According to The Centre for Addiction and Mental Health, 1 in 5 Canadians suffer from addiction or mental health problems.[i] However, many people are reluctant to talk about their struggles, so you may not even be aware that someone close to you had or is experiencing them. Unlike a physical problem, like a broken arm or pneumonia, mental health disorders are not always obvious. While there has been an increase in people sharing their experiences and challenges with conditions like anxiety or depression, other conditions like psychosis and schizophrenia are still characterized by fiction and myth.

Below are six common myths about mental health and the truths that dispel them:

Myth 1: Mental health disorder is a single, rare disorder. There are multiple types of mental health disorders with different complexities and underlying causes. Similarly, each mental health disorder relates to the impediment of brain chemistry and function. Each of these illnesses has its own specific cause and approach to treatment.

Myth 2: People with mental health disorders never get better. Treatment for mental health disorders are more numerous and more sophisticated than ever before. With the evolution of understanding and with advancements in care, many fully recover, others acquire the skills needed to keep their symptoms managed and under control. Today’s pharmaceutical treatments are advanced enough to target specific areas of the brain where treatment is most beneficial. A full recovery is often attainable, and can involve a combination of pharmaceutical and cognitive behavioural therapies, counselling, and social and physical activities to get people back to their lives.

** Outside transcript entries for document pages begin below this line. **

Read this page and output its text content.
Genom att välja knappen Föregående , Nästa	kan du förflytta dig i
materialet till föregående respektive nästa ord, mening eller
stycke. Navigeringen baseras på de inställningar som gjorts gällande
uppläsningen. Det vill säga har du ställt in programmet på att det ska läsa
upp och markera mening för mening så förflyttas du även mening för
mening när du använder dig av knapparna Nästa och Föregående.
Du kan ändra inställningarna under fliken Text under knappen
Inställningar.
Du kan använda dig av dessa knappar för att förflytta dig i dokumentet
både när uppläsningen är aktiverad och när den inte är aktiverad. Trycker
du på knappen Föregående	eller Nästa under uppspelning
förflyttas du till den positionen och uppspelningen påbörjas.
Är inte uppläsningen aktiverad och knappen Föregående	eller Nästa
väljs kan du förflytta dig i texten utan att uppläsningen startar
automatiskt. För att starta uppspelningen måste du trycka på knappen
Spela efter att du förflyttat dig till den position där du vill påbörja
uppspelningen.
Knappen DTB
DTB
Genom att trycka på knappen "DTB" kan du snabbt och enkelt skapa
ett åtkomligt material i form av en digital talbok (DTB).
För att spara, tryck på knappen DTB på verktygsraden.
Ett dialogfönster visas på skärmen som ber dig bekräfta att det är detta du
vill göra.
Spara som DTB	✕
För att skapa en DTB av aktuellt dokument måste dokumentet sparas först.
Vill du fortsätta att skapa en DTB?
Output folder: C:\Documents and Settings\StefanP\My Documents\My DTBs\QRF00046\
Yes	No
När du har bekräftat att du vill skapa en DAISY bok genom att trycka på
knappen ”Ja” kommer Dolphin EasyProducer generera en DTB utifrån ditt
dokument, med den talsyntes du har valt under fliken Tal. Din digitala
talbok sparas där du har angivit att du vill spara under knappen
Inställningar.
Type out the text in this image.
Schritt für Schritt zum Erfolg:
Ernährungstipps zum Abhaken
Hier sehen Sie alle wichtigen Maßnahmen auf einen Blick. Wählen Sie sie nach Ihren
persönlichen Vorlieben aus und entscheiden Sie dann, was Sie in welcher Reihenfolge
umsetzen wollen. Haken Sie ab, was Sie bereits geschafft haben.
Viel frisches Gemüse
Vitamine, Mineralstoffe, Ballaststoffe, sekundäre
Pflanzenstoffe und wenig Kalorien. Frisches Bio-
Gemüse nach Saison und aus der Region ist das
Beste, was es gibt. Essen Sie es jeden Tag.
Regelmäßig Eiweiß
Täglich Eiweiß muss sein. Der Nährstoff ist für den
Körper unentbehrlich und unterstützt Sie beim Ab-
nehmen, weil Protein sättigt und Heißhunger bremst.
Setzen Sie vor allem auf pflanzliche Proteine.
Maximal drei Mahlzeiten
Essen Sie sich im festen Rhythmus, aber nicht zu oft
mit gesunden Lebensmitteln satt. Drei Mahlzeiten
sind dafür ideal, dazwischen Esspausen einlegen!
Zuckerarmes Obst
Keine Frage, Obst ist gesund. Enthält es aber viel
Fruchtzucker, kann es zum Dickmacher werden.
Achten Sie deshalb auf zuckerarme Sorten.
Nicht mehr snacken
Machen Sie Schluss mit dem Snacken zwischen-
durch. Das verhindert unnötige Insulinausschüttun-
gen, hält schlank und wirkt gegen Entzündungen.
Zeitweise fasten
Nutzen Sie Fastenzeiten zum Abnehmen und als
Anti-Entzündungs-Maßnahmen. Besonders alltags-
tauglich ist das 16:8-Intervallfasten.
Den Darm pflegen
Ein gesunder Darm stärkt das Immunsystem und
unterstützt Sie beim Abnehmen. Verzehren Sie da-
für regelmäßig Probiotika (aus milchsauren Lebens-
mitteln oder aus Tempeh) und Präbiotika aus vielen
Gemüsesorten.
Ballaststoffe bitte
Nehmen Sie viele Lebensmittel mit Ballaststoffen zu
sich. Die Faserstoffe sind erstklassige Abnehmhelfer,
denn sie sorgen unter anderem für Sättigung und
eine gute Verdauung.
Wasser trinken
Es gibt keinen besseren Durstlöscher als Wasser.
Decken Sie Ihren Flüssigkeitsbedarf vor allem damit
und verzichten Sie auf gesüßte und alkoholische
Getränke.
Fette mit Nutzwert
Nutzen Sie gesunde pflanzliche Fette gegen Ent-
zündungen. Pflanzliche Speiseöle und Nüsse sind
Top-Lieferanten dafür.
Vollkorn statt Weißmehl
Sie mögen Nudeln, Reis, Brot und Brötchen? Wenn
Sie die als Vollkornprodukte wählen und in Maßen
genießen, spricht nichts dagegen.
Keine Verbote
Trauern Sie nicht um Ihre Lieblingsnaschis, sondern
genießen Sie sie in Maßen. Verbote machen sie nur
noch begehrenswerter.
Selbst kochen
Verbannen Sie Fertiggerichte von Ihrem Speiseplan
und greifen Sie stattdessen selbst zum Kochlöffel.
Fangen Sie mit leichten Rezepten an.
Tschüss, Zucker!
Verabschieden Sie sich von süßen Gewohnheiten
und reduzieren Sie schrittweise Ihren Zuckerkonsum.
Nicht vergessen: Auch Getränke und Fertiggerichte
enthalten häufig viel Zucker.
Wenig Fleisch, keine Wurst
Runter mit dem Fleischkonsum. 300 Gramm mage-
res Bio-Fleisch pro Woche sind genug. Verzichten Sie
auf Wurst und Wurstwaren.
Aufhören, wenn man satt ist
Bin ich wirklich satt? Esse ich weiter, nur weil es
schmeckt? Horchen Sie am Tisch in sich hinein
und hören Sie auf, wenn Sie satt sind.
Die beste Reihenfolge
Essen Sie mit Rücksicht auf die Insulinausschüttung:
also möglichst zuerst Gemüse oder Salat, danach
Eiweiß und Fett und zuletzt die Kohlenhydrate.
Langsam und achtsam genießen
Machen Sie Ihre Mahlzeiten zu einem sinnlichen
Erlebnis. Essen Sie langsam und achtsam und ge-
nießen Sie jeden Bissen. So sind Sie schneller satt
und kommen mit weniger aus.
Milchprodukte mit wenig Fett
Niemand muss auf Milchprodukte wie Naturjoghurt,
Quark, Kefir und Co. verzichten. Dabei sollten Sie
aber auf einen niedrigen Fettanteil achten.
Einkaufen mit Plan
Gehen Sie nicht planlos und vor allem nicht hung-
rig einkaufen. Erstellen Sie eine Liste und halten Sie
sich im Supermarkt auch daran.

Myth 3: Psychiatric disorders are not true illnesses. Unlike a broken leg or heart attack (which are easily detected by simple tests), mental health disorders have traditionally been an invisible disease. This inability to see what’s wrong often creates the perception or illusion that no illness exists. Mental health disorders are bona fide medical conditions involving complex physiological processes, as well as changes or imbalances in brain chemistry.

Myth 4: Children don’t get mental health disorders. “Emotional problems are just part of growing up.” Parents naturally want their children to do well, so some may brush off or explain behavioural problems or other childhood difficulties as being mere growing pains. However, numerous psychiatric conditions, including depression, eating disorders, obsessive-compulsive disorder and anxiety disorders can occur in childhood. Roughly one in every 33 kids and one in every eight teens suffer from depression.[ii]

Myth 5: People with a mental health disorder lack intelligence. Intelligence has nothing to do with mental health disorders.

Myth 6: People with a mental health disorder shouldn’t have jobs. People with a mental health disorder are unlikely to miss any more workdays than those individuals with chronic physical conditions such as diabetes or heart disease. Employees are often unaware of those suffering from a disorder. A stress-ridden workplace may be a breeding ground for the development of stress-related mental health disorders, such as anxiety and depression, threatening work-life balance.

People with mental health disorders are often hesitant to tell their family, friends or employer of their struggles for fear of being labelled or having to face prejudices. Others are told to “snap out of it” or “toughen up”. It’s important to know that mental health disorders can be treated, often with excellent results, and that the more we know about them, the easier it is for us to talk about them.


[ii] Health, Partners For Mental. “Right By You.” Right By You. Partners for Mental Health, n.d. Web. 15 Mar. 2017.